PD-L1 Thresholds Predict Efficacy of Immune Checkpoint Inhibition in First-Line Treatment of Advanced Gastroesophageal Adenocarcinoma. A Systematic Review and Meta-Analysis of Seven Phase III Randomized Trials

Background High expression of programmed death-ligand 1 (PD-L1) has been recognized as a marker of improved efficacy of immunotherapy in gastroesophageal adenocarcinoma (GEA); however, the optimal PD-L1 cut-off is still debated. The aim of the present review was to analyze available phase III trials and to identify the appropriate PD-L1 expression cut-off for GEA. Methods Phase III trials investigating the efficacy of anti-programmed cell death protein 1 (PD-1) therapies in addition to standard chemotherapy versus standard chemotherapy in the first-line setting were selected. Progression-free survival (PFS), overall survival (OS) and objective response rate (ORR) were the analyzed outcome measures. Pooled treatment effects were assessed in the unselected population and in subpopulations with different levels of PD-L1 expression.
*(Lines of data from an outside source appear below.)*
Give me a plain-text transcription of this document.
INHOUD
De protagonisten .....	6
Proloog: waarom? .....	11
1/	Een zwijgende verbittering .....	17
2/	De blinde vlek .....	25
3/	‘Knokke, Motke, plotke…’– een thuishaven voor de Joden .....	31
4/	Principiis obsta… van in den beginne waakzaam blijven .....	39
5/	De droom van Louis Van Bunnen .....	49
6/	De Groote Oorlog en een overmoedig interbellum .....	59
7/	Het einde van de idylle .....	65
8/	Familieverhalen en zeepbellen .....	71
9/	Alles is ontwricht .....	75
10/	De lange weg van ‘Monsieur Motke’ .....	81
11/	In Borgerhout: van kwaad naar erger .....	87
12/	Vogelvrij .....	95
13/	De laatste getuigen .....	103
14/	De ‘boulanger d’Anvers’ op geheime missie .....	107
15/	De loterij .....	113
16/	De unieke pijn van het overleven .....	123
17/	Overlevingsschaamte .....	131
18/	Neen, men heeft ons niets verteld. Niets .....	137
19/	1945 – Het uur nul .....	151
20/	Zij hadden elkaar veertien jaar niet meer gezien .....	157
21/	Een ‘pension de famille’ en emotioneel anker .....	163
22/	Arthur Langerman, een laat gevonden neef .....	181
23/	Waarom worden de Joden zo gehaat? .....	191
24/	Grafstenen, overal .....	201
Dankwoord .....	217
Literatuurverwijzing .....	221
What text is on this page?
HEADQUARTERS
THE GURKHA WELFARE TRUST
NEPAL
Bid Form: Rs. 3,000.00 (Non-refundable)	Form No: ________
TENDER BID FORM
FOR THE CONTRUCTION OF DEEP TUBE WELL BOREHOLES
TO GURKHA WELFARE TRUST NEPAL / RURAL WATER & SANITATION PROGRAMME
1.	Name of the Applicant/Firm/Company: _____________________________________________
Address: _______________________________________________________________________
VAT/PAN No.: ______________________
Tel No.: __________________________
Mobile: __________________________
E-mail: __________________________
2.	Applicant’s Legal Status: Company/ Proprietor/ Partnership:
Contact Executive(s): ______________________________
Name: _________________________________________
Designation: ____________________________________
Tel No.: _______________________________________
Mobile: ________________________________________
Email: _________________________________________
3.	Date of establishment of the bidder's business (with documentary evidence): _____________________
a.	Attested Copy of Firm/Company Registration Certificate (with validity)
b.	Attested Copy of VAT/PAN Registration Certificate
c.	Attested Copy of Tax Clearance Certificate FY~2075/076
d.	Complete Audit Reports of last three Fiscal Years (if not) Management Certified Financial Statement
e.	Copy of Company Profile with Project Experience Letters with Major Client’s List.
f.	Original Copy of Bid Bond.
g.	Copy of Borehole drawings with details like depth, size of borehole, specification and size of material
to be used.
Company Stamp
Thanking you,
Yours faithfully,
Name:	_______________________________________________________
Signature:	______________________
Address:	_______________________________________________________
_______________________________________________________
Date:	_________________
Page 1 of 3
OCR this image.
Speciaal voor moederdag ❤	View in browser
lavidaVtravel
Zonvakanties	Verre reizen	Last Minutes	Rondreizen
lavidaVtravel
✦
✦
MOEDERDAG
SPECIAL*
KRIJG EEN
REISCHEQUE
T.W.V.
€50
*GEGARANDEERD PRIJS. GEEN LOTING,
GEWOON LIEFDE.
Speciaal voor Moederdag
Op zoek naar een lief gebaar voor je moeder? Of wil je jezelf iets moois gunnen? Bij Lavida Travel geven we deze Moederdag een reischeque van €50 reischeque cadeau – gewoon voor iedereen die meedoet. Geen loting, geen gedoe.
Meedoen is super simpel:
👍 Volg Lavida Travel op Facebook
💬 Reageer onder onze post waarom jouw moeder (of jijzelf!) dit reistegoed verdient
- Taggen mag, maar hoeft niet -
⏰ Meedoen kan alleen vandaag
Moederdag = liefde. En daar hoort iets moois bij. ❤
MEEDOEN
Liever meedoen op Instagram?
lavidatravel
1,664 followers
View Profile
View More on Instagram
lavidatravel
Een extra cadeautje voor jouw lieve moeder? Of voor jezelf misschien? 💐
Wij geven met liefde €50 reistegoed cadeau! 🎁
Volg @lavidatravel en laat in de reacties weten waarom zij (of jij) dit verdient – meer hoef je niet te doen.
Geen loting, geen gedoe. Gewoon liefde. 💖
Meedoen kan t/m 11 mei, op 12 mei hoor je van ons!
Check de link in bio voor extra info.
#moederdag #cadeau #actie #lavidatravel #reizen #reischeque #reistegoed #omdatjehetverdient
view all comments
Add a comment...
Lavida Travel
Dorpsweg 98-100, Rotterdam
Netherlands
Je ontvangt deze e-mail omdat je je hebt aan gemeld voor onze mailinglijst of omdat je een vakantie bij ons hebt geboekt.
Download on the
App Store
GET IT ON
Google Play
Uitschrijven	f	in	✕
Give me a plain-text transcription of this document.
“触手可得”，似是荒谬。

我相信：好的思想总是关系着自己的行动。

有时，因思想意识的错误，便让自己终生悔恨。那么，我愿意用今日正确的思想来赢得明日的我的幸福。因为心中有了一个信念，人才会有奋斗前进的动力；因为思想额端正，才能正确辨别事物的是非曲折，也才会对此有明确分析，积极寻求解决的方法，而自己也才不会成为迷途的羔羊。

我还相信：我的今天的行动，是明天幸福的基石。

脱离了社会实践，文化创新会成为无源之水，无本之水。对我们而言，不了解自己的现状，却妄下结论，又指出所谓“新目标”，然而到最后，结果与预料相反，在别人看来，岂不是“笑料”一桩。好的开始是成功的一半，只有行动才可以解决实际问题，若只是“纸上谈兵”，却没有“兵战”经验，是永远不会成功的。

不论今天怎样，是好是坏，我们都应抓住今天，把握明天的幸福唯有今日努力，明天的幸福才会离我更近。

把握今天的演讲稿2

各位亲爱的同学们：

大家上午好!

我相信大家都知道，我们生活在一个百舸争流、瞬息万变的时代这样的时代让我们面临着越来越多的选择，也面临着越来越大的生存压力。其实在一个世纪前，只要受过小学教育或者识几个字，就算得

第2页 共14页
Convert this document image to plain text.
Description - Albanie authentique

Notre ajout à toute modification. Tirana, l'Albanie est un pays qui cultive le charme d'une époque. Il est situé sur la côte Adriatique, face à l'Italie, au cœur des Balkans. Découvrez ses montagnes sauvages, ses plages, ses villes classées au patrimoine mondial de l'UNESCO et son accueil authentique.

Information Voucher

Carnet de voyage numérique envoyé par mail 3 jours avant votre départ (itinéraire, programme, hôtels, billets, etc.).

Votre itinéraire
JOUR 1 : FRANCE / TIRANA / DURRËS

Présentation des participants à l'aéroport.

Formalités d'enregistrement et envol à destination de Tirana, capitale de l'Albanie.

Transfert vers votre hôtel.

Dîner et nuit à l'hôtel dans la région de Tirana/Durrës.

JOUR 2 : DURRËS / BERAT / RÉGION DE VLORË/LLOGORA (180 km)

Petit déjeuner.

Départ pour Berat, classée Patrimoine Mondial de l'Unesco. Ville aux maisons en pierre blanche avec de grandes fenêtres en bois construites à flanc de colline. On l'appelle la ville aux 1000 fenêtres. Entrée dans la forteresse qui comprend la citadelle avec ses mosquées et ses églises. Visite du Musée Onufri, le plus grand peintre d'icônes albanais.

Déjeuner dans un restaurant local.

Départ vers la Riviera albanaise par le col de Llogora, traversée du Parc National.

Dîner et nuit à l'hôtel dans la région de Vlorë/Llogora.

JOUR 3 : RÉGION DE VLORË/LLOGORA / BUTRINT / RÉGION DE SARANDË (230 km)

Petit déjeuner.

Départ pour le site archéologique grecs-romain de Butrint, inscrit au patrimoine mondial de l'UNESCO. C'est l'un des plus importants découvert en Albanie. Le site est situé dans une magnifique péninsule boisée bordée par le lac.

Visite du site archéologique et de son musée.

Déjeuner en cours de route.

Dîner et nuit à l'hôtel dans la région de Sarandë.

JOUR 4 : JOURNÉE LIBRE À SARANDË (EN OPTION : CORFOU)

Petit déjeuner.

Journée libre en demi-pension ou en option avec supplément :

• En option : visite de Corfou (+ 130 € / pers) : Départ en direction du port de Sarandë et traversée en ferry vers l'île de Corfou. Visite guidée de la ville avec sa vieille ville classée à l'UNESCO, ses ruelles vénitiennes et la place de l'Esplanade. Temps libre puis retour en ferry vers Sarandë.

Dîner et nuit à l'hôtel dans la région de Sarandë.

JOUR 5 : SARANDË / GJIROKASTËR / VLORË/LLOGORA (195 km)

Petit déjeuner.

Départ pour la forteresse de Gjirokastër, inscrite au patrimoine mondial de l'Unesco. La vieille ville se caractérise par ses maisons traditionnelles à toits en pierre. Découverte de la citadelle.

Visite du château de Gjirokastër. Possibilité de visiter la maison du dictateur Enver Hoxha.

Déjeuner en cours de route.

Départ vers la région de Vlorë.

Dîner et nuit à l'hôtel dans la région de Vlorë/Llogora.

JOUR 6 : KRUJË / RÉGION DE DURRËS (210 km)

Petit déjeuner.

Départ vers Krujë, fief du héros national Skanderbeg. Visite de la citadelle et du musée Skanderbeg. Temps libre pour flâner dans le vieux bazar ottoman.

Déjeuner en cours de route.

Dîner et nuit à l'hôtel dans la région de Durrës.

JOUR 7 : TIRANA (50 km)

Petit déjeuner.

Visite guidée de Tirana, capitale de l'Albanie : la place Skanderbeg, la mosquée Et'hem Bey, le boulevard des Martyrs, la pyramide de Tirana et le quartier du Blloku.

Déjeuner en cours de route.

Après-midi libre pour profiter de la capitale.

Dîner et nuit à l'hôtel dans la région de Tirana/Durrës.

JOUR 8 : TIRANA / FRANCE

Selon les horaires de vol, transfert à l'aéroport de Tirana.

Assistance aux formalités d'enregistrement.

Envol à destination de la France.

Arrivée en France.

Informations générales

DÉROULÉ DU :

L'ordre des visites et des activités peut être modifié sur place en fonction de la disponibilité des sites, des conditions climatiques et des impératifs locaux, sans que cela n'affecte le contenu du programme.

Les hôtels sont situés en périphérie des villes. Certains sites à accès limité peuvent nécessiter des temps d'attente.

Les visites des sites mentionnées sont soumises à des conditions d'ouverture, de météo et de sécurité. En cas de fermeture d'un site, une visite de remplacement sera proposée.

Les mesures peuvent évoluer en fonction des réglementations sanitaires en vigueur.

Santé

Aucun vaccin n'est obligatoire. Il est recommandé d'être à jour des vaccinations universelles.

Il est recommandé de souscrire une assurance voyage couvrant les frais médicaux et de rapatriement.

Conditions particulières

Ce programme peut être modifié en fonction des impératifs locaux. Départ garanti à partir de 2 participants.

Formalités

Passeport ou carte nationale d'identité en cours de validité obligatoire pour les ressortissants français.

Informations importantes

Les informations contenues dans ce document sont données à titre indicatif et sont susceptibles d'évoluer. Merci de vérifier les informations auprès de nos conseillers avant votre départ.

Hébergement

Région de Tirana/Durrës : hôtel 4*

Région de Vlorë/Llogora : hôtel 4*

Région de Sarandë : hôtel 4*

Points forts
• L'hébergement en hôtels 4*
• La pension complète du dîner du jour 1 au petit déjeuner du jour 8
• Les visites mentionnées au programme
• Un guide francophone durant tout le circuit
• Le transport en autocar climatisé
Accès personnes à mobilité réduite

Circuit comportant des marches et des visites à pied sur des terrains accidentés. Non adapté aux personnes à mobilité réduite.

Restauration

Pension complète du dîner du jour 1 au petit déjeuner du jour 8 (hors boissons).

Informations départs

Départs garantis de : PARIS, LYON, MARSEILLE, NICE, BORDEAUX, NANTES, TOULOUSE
Results PD-1 blockade efficacy was found to consistently increase in a linear manner with higher combined positive score (CPS) of PD-L1 expression: pooled hazard ratio (HR) for OS and PFS and pooled odds ratio (OR) for ORR of 0.80, 0.75 and 1.51, respectively, in the unselected population versus 0.67, 0.63 and 1.90, respectively, in the CPS ≥10 population (all P values < 0.0001). In the PD-L1-negative population (CPS <1) a significant benefit of anti-PD-1 agents could not be demonstrated in terms of OS and PFS (P = 0.28 and 0.12, respectively), but it was seen in terms of ORR (P = 0.03). PD-1 blockade was effective in the CPS <10 population (P value for pooled OS HR, PFS HR and response OR are all 0.01), while in the CPS <5 population the effect was of borderline significance for OS (P = 0.07) and significant for PFS and ORR (P = 0.02 and 0.03, respectively). Conclusion The present meta-analysis confirmed that the benefit of PD-1 blockade in GEA patients is related to PD-L1 CPS, with increased benefit observed for higher CPS cut-offs and no OS benefit in the CPS <1 subset. Overall, data indicate that PD-L1 CPS ≥5 could represent an acceptable cut-off to optimize the risk/benefit ratio of such agents. Our data suggest a potential clinical benefit of immunotherapy in selected patients within the CPS 1-4 population which needs further investigation.